Cette évolution a été critiquée par plusieurs organisations internationales, qui estiment qu’elle peut englober des formes d’expression politique ou journalistique. Pour les autorités algériennes, ces dispositions sont indispensables pour préserver l’intégrité du pays face à des mouvements perçus comme menaçants.
La détention du journaliste intervient dans ce climat : une période où la marge de manœuvre pour aborder certains sujets sensibles, notamment en Kabylie, s’est nettement réduite.
La Kabylie, une région centrale dans les enjeux identitaires algériens
Pour comprendre les tensions entourant cette affaire, il faut revenir à la place singulière de la Kabylie dans l’histoire contemporaine algérienne.
Cette région, qui possède une identité linguistique et culturelle forte, a longtemps porté des revendications autonomistes ou démocratiques. Le mouvement MAK, classé terroriste depuis 2021 par Alger, symbolise cette contestation, même si ses activités sont désormais principalement basées à l’étranger.
La sensibilité politique autour de ces revendications explique en partie pourquoi les autorités observent avec vigilance toute prise de contact avec ses membres ou sympathisants. Dans ce contexte, le travail journalistique se heurte à un terrain où les frontières entre sources, acteurs politiques et individus recherchés deviennent difficiles à tracer.
Un dossier qui met à l’épreuve les relations franco-algériennes
L’arrestation puis la condamnation de Christophe Gleizes interviennent dans une période où Paris et Alger tentent de stabiliser une relation souvent marquée par la méfiance.
La France assure suivre la situation « avec attention » tout en évitant toute ingérence directe dans une procédure judiciaire étrangère.
De son côté, le monde du journalisme exprime une profonde inquiétude.
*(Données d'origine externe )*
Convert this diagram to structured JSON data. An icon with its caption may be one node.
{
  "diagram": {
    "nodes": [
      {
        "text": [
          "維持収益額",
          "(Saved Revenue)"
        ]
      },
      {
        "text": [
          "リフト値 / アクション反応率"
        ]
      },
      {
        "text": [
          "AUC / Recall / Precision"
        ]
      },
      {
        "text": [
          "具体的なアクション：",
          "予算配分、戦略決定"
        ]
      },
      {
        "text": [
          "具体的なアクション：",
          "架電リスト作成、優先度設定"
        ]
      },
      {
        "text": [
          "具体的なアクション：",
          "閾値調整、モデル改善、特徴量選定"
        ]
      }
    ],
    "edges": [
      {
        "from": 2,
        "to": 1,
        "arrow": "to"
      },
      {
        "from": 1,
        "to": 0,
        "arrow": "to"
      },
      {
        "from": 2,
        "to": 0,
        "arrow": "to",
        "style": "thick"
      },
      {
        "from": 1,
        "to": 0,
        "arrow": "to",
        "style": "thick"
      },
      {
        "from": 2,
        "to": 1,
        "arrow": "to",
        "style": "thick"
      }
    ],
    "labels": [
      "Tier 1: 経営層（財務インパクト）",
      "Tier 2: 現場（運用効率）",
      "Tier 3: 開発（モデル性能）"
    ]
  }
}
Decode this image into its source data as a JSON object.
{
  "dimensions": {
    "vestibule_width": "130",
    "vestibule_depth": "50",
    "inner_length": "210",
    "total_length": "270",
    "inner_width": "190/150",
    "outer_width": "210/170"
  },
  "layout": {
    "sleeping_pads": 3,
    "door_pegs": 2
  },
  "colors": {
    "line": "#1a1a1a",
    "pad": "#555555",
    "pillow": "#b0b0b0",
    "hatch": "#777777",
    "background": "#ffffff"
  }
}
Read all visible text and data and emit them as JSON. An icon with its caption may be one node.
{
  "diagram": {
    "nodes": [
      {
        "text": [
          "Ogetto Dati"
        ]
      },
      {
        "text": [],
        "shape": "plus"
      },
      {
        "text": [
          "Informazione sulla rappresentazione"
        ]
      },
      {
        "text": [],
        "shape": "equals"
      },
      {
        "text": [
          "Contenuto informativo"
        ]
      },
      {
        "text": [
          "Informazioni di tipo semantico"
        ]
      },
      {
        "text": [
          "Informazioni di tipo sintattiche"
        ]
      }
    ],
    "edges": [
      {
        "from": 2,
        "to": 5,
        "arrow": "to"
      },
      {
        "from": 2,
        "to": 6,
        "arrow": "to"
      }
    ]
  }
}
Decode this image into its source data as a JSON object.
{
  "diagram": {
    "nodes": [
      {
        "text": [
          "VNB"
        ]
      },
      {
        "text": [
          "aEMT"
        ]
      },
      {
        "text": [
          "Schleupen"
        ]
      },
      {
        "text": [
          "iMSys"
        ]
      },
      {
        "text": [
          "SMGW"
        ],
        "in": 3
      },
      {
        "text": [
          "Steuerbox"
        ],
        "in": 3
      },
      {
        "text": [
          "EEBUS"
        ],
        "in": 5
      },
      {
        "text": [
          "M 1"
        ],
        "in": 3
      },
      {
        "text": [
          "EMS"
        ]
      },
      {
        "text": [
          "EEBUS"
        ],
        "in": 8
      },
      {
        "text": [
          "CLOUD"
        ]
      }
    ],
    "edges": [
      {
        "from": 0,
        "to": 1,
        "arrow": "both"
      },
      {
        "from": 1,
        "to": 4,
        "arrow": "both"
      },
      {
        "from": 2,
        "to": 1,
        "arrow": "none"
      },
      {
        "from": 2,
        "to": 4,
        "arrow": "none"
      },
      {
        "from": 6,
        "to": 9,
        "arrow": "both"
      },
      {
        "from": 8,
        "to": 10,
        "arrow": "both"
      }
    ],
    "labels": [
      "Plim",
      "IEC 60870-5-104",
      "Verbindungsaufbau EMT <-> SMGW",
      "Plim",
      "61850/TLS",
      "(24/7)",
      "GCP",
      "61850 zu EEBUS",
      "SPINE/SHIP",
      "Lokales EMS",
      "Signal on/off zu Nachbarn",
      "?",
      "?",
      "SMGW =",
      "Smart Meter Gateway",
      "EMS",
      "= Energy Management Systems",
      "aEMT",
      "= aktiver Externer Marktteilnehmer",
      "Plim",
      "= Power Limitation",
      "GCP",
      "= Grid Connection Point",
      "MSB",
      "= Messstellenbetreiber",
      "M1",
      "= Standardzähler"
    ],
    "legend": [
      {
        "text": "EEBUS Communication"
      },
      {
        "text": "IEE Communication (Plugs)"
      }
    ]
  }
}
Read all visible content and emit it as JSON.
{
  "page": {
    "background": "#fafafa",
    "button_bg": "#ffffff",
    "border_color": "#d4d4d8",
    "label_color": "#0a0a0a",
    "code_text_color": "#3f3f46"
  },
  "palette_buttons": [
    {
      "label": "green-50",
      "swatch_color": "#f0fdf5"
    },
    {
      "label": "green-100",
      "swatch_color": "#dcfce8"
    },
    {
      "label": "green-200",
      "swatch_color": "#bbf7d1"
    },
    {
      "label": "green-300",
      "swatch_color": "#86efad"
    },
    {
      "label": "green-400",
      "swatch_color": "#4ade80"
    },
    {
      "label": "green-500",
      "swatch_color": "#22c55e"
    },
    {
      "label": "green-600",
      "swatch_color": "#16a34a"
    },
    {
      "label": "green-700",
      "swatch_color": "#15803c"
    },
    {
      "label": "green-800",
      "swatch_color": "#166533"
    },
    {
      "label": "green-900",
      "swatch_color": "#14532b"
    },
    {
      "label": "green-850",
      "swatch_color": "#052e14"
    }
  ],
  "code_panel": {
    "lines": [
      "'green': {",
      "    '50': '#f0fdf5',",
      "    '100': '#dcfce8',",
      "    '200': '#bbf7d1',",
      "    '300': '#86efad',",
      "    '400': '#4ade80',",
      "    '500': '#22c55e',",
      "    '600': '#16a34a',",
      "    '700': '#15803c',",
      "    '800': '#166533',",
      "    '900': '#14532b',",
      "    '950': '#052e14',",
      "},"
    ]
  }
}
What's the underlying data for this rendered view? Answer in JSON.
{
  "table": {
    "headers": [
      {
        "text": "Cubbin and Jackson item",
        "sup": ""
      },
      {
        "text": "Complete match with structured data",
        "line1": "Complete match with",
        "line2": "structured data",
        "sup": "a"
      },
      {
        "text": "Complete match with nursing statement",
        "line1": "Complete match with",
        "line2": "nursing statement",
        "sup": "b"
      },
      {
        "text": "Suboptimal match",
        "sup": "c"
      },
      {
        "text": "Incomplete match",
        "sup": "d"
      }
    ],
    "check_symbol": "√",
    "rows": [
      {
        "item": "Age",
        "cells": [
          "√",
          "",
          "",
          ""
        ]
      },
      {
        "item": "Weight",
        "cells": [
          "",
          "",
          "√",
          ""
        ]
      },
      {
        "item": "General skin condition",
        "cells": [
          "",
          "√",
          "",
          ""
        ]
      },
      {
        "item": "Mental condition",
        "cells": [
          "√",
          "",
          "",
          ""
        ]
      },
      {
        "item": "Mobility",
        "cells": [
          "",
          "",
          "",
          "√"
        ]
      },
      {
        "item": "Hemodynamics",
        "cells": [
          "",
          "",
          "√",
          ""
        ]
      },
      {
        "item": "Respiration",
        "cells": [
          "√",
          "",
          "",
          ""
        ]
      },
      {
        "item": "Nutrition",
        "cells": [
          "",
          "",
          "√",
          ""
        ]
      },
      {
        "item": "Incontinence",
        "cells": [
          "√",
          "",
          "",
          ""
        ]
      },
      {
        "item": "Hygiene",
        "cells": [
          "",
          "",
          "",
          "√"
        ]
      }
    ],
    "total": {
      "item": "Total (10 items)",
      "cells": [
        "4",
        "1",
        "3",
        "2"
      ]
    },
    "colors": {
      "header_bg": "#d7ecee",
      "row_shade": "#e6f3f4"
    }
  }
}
Reporter sans Frontières et plusieurs rédactions françaises estiment que cette affaire crée un précédent dangereux et qu’elle pourrait dissuader d’autres reporters de se rendre en Algérie pour y documenter des sujets sensibles.
Quel avenir pour le journaliste détenu ?
Avec la confirmation de la peine en appel, les perspectives de court terme semblent limitées. Des voies de recours existent encore, notamment devant la Cour suprême algérienne, mais les délais judiciaires peuvent être longs.
La question d’une éventuelle médiation diplomatique restera probablement en suspens tant que les autorités algériennes maintiendront que le dossier relève exclusivement du droit interne.
Les soutiens de Christophe Gleizes espèrent néanmoins que les prochaines étapes permettront un réexamen plus large du dossier, intégré dans une réflexion sur la place du journalisme dans des environnements politiques sensibles.
Un cas emblématique des difficultés rencontrées par les journalistes en zones de tension
Au-delà du cas individuel, l’arrestation de Christophe Gleizes illustre les défis auxquels sont confrontés les reporters travaillant sur des sujets politiques ou identitaires dans certains pays.
Entre exigences sécuritaires, divergences d’interprétation du rôle de la presse et législations antiterroristes jugées parfois trop extensives, l’exercice du métier peut rapidement devenir risqué.
L’affaire vient rappeler qu’en 2025, exercer la profession de journaliste dans des régions politiquement chargées nécessite non seulement des compétences journalistiques, mais aussi une compréhension fine des cadres juridiques locaux et des risques associés.